The first time I can remember the media having a dig at what has been forever a traditional sight in National Hunt racing was in the late 1990's when a couple of writers confessed that they much more preferred watching an AW race to a tiring slog over the sticks with the runners appearing to finish in slow motion.
Many stupidly make comparisons with the Battle of the Somme, which is not furthering the point they are trying to make. Records show that the most dangerous surface for jumpers to run on is firm ground. Horses travelling quicker, putting the shock absorbing tendons under strain on landing, with the falls more likely to result in a life ending injury.
One of the most unedifying spectacles came at the beginning of the old jumping seasons, which more often than not use to clash with the Saturday of Glorious Goodwood.
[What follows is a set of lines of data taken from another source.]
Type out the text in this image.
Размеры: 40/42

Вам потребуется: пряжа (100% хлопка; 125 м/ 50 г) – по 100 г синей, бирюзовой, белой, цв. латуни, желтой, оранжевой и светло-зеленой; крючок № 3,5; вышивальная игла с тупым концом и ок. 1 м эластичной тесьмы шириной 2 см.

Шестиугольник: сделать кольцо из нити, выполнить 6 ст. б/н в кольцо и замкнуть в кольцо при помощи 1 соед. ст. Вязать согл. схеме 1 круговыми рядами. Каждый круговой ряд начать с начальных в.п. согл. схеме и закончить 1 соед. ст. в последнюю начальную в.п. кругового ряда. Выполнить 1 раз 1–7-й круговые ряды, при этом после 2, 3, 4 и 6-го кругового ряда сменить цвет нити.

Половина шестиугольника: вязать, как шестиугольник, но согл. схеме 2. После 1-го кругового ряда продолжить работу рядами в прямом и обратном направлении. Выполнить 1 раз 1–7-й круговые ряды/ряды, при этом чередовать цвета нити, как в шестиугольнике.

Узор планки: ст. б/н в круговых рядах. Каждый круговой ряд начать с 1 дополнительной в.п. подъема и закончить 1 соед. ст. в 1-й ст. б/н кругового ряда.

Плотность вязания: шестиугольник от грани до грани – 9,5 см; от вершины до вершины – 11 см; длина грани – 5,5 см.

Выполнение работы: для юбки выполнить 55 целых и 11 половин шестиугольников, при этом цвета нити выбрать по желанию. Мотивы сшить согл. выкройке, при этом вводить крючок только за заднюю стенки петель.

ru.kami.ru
Cards littered with three and four runner fields run on going sometimes described as' hard ', horses commonly finishing lame, nothing to like at all. They eventually prohibited racing on such surfaces and not before time.
Whenever a Cheltenham Festival has a fatality total that raises concerns outside of the normal hostile bodies to the sport, the word 'soft' tends not to play a part in the going description.
It's ironic that the drainage installed forty years ago was an end product from the shortened, thirteen race 1975 Festival, which was staged in conditions so testing that it was questioned whether the final two days should have gone ahead after the Tuesday was abandoned.
They took the bails off after Ten Up won the Gold Cup on part waterlogged terrain but history tells us that there was not a single fatality at the meeting. Neither was there any losses from that comic strip Grand National won by Red Maurauder.
The old fashioned mud loving slogger, once part and parcel of the winter months, will soon be finding itself redundant if the image freaks have their way. And this will be part of a continuing, blinkered sanitation process, that will ultimately lead to the death of National Hunt racing as we know it.